An envelope? Nobody else brought a folder. Donlan asked what he was carrying.
Centrifuge runs, Glenn told him.
In the brown envelope, Glenn carried the data on high-G centrifuge runs that he had amassed for the Langley researchers when they sent him to Johnsville just a year or so earlier. Glenn explained that he knew NASA was worried about the heavy strain of reentry, and he just wanted the astronaut selection people to know he had been involved in early research on the topic.
"He was the only one who had material like that," Donlan said. "In fact, Glenn was the only one, after seeing the drawings that I had of the Mercury [capsule], who asked if he could come back that evening and pore over them.
"Those are the kinds of things that we looked for. The dedication to the program."

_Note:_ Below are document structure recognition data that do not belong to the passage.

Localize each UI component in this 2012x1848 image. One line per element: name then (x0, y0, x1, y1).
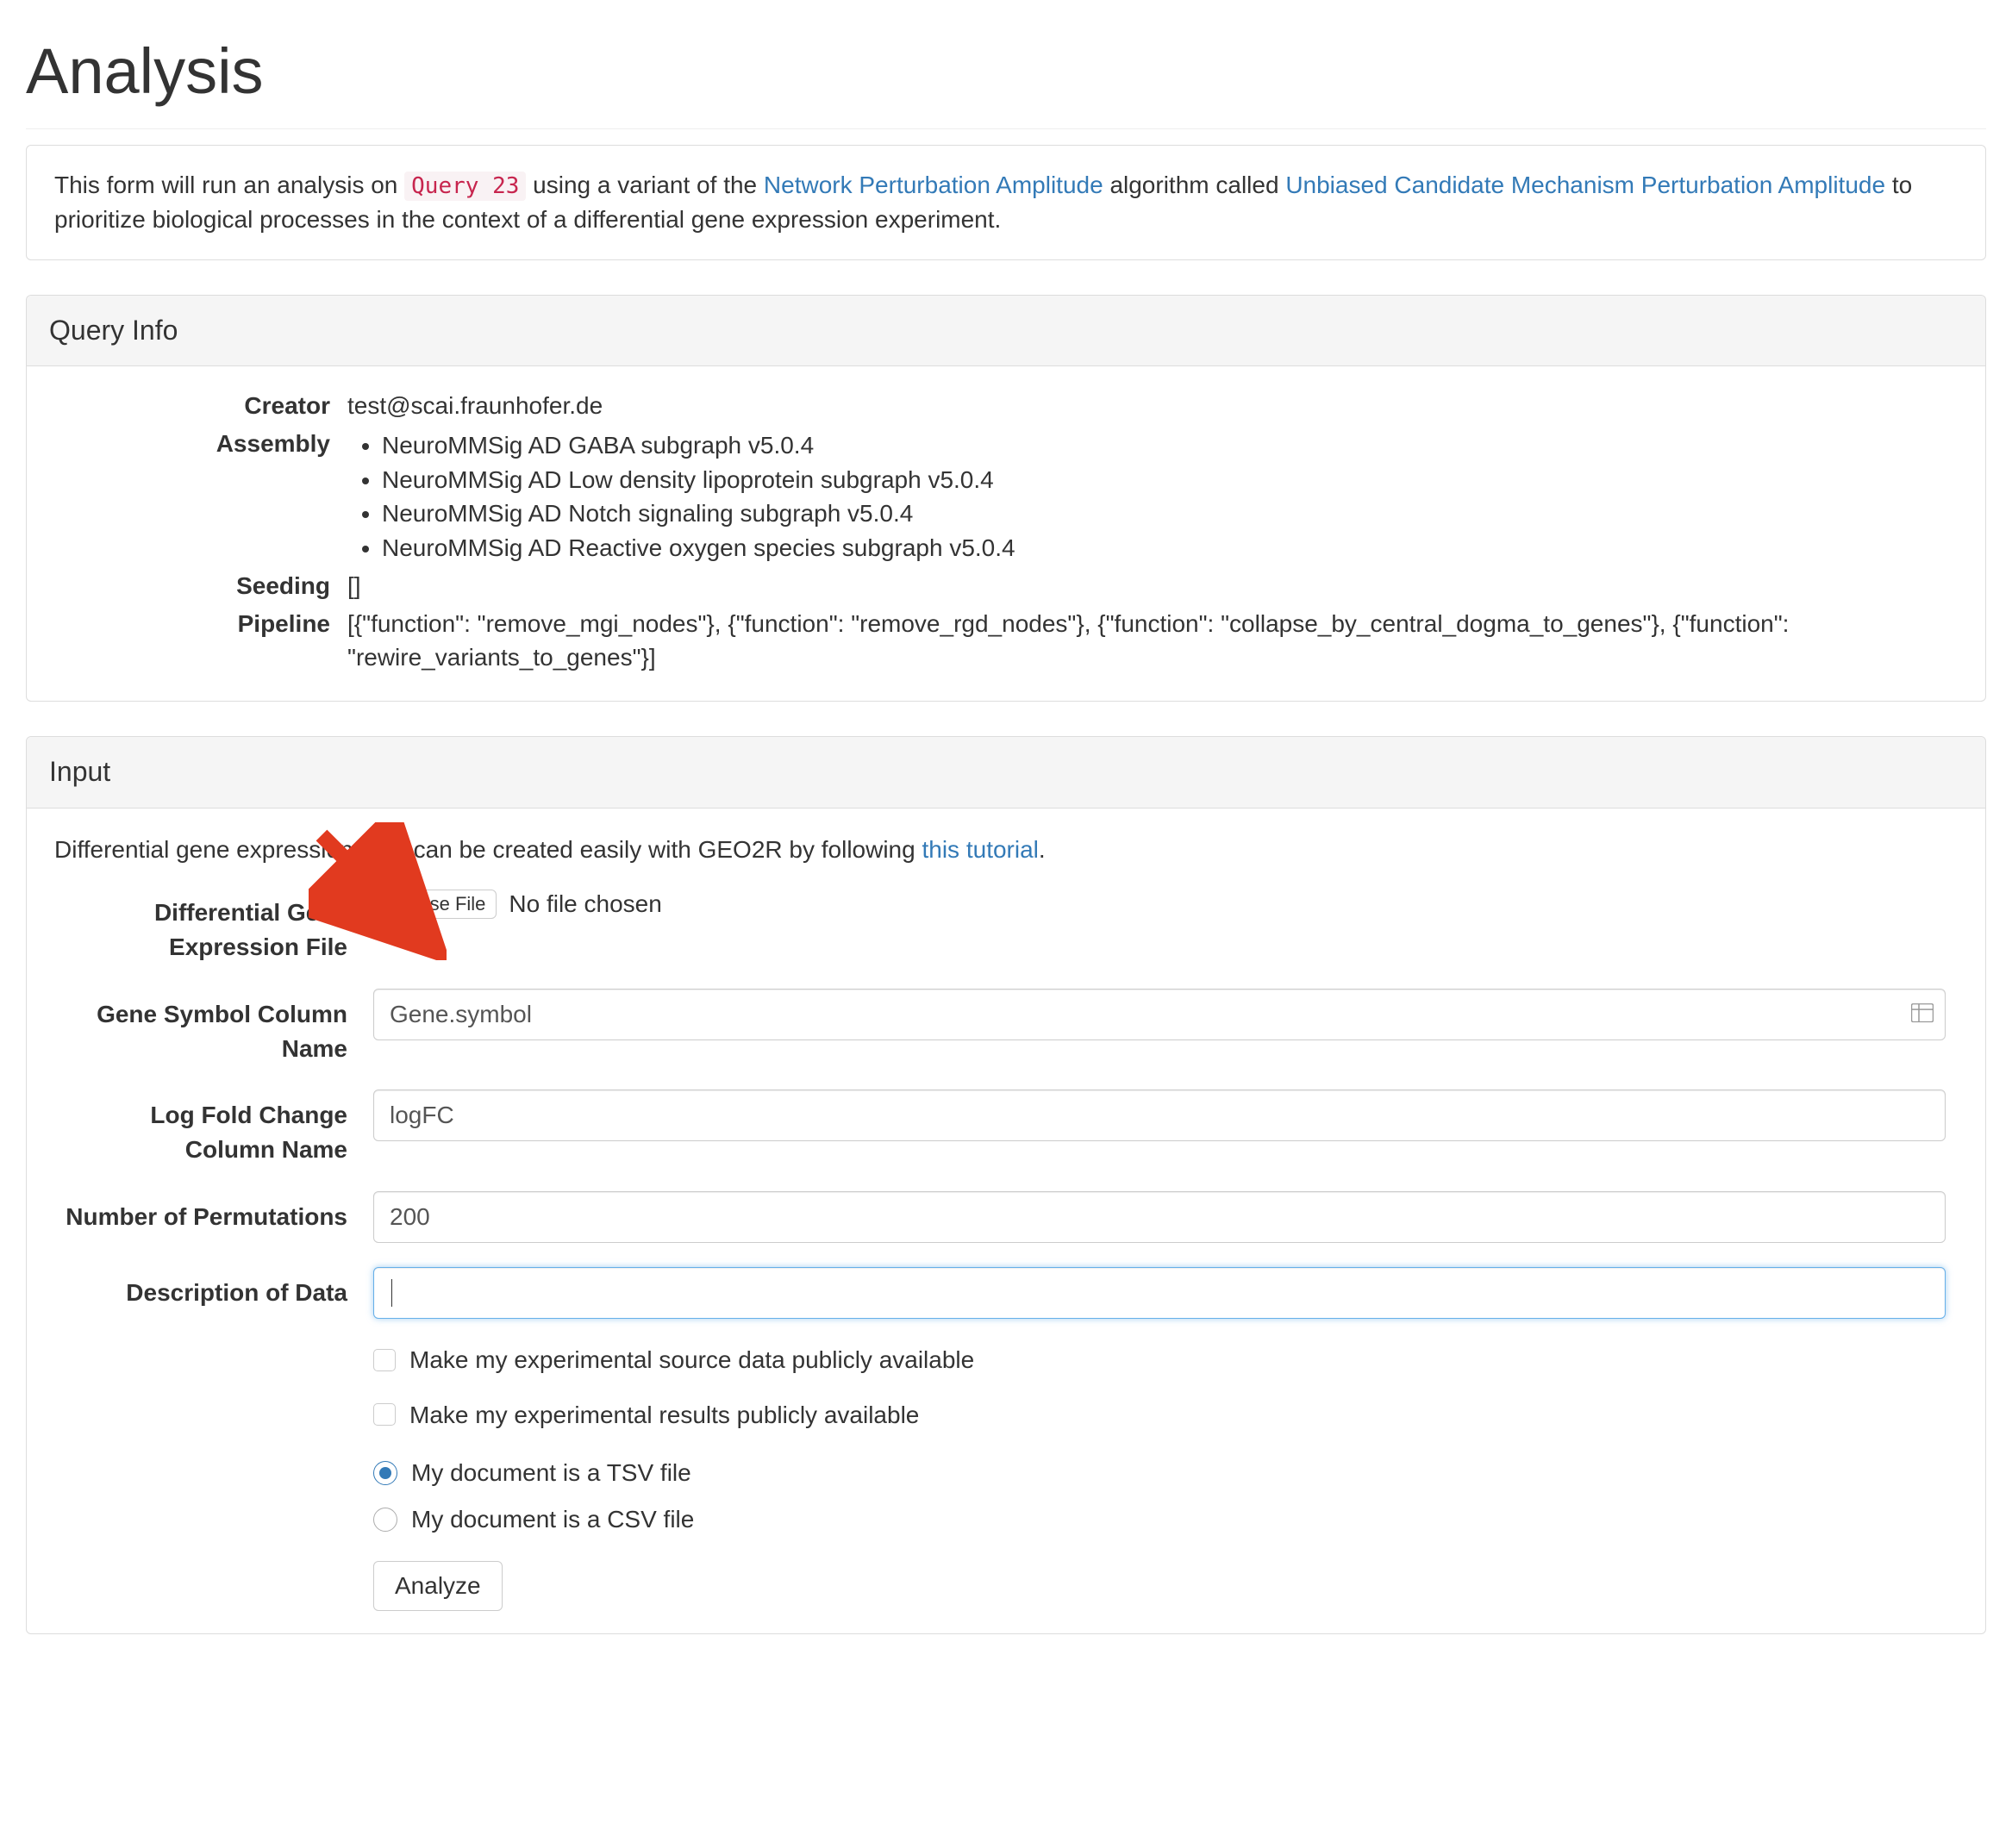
assembly-list: NeuroMMSig AD GABA subgraph v5.0.4 Neuro… (347, 428, 1958, 565)
intro-panel: This form will run an analysis on Query … (26, 145, 1986, 260)
pipeline-value: [{"function": "remove_mgi_nodes"}, {"fun… (347, 607, 1958, 676)
list-item: NeuroMMSig AD GABA subgraph v5.0.4 (382, 428, 1958, 463)
radio-icon (373, 1461, 397, 1485)
gene-symbol-input[interactable] (373, 989, 1946, 1040)
creator-label: Creator (54, 389, 347, 423)
radio-label: My document is a TSV file (411, 1456, 691, 1490)
query-code: Query 23 (404, 172, 526, 201)
tutorial-link[interactable]: this tutorial (922, 836, 1038, 863)
intro-text-prefix: This form will run an analysis on (54, 172, 404, 198)
input-heading: Input (27, 737, 1985, 808)
list-item: NeuroMMSig AD Reactive oxygen species su… (382, 531, 1958, 565)
logfc-label: Log Fold Change Column Name (54, 1089, 373, 1167)
logfc-input[interactable] (373, 1089, 1946, 1141)
input-panel: Input Differential gene expression data … (26, 736, 1986, 1634)
input-note-suffix: . (1039, 836, 1046, 863)
intro-text-mid1: using a variant of the (533, 172, 764, 198)
radio-label: My document is a CSV file (411, 1502, 694, 1537)
autofill-icon (1911, 997, 1934, 1032)
description-label: Description of Data (54, 1267, 373, 1310)
input-note-prefix: Differential gene expression data can be… (54, 836, 922, 863)
description-input[interactable] (373, 1267, 1946, 1319)
radio-icon (373, 1508, 397, 1532)
analyze-button[interactable]: Analyze (373, 1561, 503, 1611)
text-caret-icon (391, 1279, 392, 1307)
choose-file-button[interactable]: Choose File (373, 890, 497, 919)
seeding-value: [] (347, 569, 1958, 603)
checkbox-label: Make my experimental results publicly av… (409, 1398, 919, 1433)
checkbox-results-public[interactable]: Make my experimental results publicly av… (373, 1398, 1946, 1433)
query-info-panel: Query Info Creator test@scai.fraunhofer.… (26, 295, 1986, 702)
checkbox-source-public[interactable]: Make my experimental source data publicl… (373, 1343, 1946, 1377)
checkbox-label: Make my experimental source data publicl… (409, 1343, 974, 1377)
radio-tsv[interactable]: My document is a TSV file (373, 1456, 1946, 1490)
permutations-label: Number of Permutations (54, 1191, 373, 1234)
checkbox-icon (373, 1403, 396, 1426)
query-info-heading: Query Info (27, 296, 1985, 366)
list-item: NeuroMMSig AD Notch signaling subgraph v… (382, 496, 1958, 531)
radio-csv[interactable]: My document is a CSV file (373, 1502, 1946, 1537)
assembly-label: Assembly (54, 427, 347, 461)
permutations-input[interactable] (373, 1191, 1946, 1243)
intro-text-mid2: algorithm called (1109, 172, 1285, 198)
page-title: Analysis (26, 26, 1986, 129)
no-file-text: No file chosen (509, 887, 661, 921)
creator-value: test@scai.fraunhofer.de (347, 389, 1958, 423)
seeding-label: Seeding (54, 569, 347, 603)
list-item: NeuroMMSig AD Low density lipoprotein su… (382, 463, 1958, 497)
npa-link[interactable]: Network Perturbation Amplitude (764, 172, 1103, 198)
checkbox-icon (373, 1349, 396, 1371)
pipeline-label: Pipeline (54, 607, 347, 641)
file-label: Differential Gene Expression File (54, 887, 373, 965)
ucmpa-link[interactable]: Unbiased Candidate Mechanism Perturbatio… (1285, 172, 1885, 198)
gene-symbol-label: Gene Symbol Column Name (54, 989, 373, 1066)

The selection course that followed for Glenn and the other astronaut candidates in the group of 36 was rigorous almost to the point of comedy. Scientists had utterly no idea what space would do to the human body, so they devised a battery of physical and psychological tests that stretched the imagination. At Wright Patterson Air Force Base in Dayton, Ohio, and a laboratory in Albuquerque, New Mexico, the candidates were pummeled with tests. Wright-Patterson and its doctors played a large role because this was where the Air Force housed its space program, called Man In Space Soonest (MISS), which had been making progress on the topic before being closed down to put full military support behind Mercury. During the exams, ice water was poured into their ears to disrupt balance and they were locked in silent, lightless chambers for hours on end.

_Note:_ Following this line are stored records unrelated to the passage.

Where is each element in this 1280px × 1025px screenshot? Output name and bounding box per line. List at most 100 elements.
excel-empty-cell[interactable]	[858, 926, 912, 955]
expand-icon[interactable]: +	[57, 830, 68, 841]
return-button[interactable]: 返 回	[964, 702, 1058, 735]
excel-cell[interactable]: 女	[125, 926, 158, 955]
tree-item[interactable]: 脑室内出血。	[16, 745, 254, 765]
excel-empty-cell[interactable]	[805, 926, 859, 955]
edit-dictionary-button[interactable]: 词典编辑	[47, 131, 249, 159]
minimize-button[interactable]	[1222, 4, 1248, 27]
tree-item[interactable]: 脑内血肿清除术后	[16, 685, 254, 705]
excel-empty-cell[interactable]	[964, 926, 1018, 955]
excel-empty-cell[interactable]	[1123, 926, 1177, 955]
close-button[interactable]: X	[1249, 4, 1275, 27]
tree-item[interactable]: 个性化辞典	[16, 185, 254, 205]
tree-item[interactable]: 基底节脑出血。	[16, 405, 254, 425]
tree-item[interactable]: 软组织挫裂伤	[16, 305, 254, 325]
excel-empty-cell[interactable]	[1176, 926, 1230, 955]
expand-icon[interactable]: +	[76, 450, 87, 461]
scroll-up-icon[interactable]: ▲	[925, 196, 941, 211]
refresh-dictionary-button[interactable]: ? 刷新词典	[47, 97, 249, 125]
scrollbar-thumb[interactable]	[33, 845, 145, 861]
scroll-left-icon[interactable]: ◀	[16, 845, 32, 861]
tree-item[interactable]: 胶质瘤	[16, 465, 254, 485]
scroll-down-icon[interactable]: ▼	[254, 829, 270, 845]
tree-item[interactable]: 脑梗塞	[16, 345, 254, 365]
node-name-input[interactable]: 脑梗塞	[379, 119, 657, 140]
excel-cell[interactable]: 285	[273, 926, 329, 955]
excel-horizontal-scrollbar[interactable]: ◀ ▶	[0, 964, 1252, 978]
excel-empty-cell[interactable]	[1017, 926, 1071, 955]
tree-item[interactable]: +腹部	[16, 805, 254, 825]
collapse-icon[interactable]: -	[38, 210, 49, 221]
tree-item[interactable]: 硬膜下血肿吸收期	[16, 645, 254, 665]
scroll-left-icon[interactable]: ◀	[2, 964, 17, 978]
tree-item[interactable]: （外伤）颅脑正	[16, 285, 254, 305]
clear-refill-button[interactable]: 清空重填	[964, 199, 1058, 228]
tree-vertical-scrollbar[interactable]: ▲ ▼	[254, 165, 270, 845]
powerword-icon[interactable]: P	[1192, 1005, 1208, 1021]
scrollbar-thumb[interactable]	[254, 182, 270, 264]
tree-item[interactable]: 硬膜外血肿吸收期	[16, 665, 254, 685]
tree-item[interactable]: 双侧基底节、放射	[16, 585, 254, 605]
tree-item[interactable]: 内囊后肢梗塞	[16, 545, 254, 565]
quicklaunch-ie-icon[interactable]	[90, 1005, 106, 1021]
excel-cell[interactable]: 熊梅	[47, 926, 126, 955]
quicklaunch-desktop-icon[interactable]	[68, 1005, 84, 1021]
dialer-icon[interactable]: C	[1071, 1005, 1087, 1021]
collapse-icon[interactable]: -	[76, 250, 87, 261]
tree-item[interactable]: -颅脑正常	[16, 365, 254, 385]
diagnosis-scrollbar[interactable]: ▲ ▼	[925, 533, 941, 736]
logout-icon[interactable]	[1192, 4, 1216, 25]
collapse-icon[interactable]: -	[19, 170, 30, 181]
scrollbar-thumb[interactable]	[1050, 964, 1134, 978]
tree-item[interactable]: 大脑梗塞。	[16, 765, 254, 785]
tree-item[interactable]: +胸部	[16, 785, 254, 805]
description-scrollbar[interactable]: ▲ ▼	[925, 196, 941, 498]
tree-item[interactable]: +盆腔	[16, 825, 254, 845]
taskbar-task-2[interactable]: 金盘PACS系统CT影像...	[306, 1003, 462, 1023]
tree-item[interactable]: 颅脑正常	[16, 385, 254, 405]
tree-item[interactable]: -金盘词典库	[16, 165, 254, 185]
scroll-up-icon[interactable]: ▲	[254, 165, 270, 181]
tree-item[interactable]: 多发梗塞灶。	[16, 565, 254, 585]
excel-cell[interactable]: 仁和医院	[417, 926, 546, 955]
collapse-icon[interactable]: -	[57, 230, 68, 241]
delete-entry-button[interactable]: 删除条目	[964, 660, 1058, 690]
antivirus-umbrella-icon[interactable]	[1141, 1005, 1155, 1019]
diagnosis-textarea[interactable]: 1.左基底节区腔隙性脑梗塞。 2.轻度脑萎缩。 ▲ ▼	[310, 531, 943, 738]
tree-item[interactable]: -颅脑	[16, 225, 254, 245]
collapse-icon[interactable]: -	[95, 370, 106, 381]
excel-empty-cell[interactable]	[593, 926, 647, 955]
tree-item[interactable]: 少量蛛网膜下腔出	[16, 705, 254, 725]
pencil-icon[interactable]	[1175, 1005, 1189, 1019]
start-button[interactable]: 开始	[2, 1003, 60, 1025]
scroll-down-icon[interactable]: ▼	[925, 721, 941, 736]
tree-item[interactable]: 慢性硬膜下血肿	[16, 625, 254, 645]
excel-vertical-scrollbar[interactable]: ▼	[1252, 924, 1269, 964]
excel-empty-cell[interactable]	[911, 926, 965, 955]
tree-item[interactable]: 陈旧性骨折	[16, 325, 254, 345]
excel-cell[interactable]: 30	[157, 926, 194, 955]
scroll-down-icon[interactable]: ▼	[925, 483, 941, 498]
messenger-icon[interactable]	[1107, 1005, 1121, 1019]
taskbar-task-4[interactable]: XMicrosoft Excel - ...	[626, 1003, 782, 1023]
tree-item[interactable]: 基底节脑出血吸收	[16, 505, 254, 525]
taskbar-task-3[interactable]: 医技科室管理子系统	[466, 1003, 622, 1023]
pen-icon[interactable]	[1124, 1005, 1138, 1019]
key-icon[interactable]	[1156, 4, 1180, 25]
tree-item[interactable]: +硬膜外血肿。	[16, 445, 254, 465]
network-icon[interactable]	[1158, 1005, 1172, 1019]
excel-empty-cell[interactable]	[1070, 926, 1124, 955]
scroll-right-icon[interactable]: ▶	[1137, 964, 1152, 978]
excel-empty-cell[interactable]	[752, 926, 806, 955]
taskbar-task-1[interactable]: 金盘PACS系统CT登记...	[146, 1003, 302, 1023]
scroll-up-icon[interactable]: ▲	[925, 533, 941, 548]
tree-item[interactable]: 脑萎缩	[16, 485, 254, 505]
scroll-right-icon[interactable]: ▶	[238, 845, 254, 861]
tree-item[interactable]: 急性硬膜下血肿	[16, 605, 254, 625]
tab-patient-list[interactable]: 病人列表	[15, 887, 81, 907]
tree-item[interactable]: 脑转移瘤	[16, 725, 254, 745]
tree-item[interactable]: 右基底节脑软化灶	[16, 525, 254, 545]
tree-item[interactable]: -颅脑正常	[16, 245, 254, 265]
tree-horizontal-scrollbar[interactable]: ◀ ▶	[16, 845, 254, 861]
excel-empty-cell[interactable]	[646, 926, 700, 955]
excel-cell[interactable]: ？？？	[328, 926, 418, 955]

"We went through heat chambers up there where they heated your body up until your core body temperature got up to a point where they thought it was dangerous to go beyond. . . . " Glenn told a space and medicine symposium in Washington, DC, last May. "We went through sound chambers where the frequency and amplitude were varied to the point where it'd make your whole body shake, literally."
Donlan said, "I viewed it as these medical people finally had a batch of top-notch guys, and they kind of used it as a research program of theirs to see how normal people behaved in some of these odd tests they gave them."
Glenn viewed it as a hurdle. Using the tenacity he had displayed so well in getting the Navy to let him fly for a transcontinental speed record in 1957, Glenn marched through the physical and psychological examinations.
The exams were so thorough and so imaginative that when Dr. Randolph Lovelace -- who as chairman of the NASA life sciences committee had led the team of doctors -- was introduced at the press conference naming the Mercury Seven, his first words to reporters were, "I just hope they never give me a physical examination."
That day was April 9, 1959. The group of 36 had been whittled to 7, which actually was a bit of a compromise. The early plan was to choose 12 but Donlan thought that was too many. They weren't planning 12 flights, so why train a bunch of extras who would never get in the game?
So they picked 7: Malcolm "Scott" Carpenter, 33; Leroy "Gordon" Cooper, 32; John H. Glenn, Jr., 37; Virgil "Gus" Grissom, 33; Walter Schirra, Jr., 35; Alan Shepard, 35; and Donald "Deke" Slayton, 35.